Die Revuen, in denen sich Beatus quasi hemmungslos austoben konnte, bilden freilich nur einen Teil seiner Arbeit. Sein Tätigkeitsradius umfasst vom schlichten Arrangement eines Chansons für eine Benefiz-Gala über akustische Bereicherungen traditioneller Schauspiel-Produktionen bis zu aufwändigen Musical-Projekten alles, was klingt und tönt. Er erinnert sich besonders gern an die Woyzeck-Adaption von Tom Waits für eine sechsköpfige Combo, eine Carmen-Fassung in ähnlicher Besetzung und seine Oberhausener Johannes-Passion für Saxophon, Klarinette, Violoncello und Klavier.

Die Gefahr, dass die Musik die Inhalte der Stücke überfrachten könnte, sieht Beatus durchaus und versucht, sie entsprechend bewusst zu dosieren. Gelungen ist ihm auf jeden Fall, die Schauspielmusik aus ihrer Schattenrolle herausgeführt zu haben und sie als gleichwertigen Parameter einsetzen zu dürfen. Gleichberechtigt neben Text, Bühne, Licht, Kostüm und Video-Einblendungen.
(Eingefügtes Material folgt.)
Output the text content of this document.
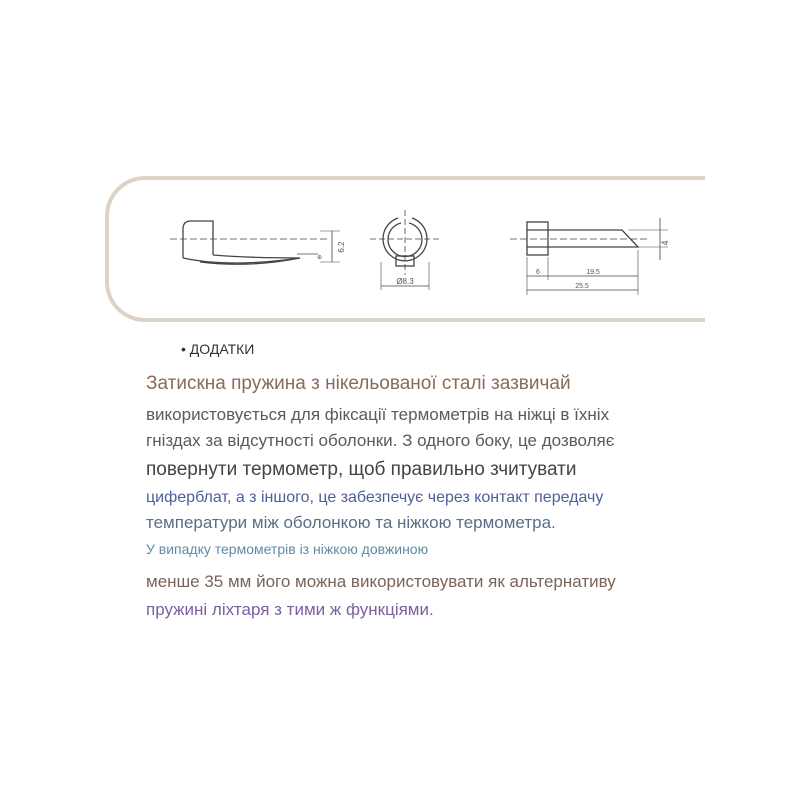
6.2
⊕
Ø8.3
4
6	19.5
25.5
• ДОДАТКИ

Затискна пружина з нікельованої сталі зазвичай

використовується для фіксації термометрів на ніжці в їхніх

гніздах за відсутності оболонки. З одного боку, це дозволяє

повернути термометр, щоб правильно зчитувати

циферблат, а з іншого, це забезпечує через контакт передачу

температури між оболонкою та ніжкою термометра.

У випадку термометрів із ніжкою довжиною

менше 35 мм його можна використовувати як альтернативу

пружині ліхтаря з тими ж функціями.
Und alles im Dienst einer Vertiefung und Verdeutlichung des Ausdrucks.

Damit unterstützt er den Trend, der Musik im Schauspiel wieder eine stärkere Stimme zu geben und an Traditionen anzuknüpfen, in denen es für die Meister der Champions League von Beethoven über Mendelssohn bis Weill noch eine Ehrensache gewesen ist, Musik für Schauspiele zu schreiben. Eine Wertschätzung, die nach dem Zweiten Weltkrieg verflachte. Zur kritischen Auseinandersetzung mit der zurückliegenden Katastrophe konnten und durften Musiker auf der Schauspielbühne in den ersten Nachkriegsjahrzehnten nicht viel beitragen.

Es ging fröhlich zu auf der „Abschieds-Party“ in Oberhausen, auch wenn Otto Beatus bisweilen den Tränen nahe war. Seine unkomplizierte, hilfreiche und vor Kreativität sprudelnde Persönlichkeit wird dem Theater fehlen. Aber erloschen ist der Vulkan nicht. Wir werden noch von ihm hören.

Pedro Obiera, 3.11.2013

 


Wenn Otto Beatus an einer Produktion
in Oberhausen beteiligt war, gab es
meist „coolen Sound“ und damit ein
neues Image für ein Theater im
Ruhrgebiet.


Beim Musikalischen Leiter am Theater
Oberhausen gab es keine Kopien,
sondern Schauspieler, die sich zu
Sängern entwickelten.


Ob Revue, aufgemotztes Schauspiel
oder seine vielbeachtete Carmen-
Inszenierung: Beatus hat im Theater
Oberhausen viel mit bewegt.


Ein Bild mit Symbolkraft: Otto Beatus
fühlt sich am wohlsten in der Musiker-
Runde. Bleibt zu hoffen, dass er auch
in Neuseeland die richtigen Leute trifft.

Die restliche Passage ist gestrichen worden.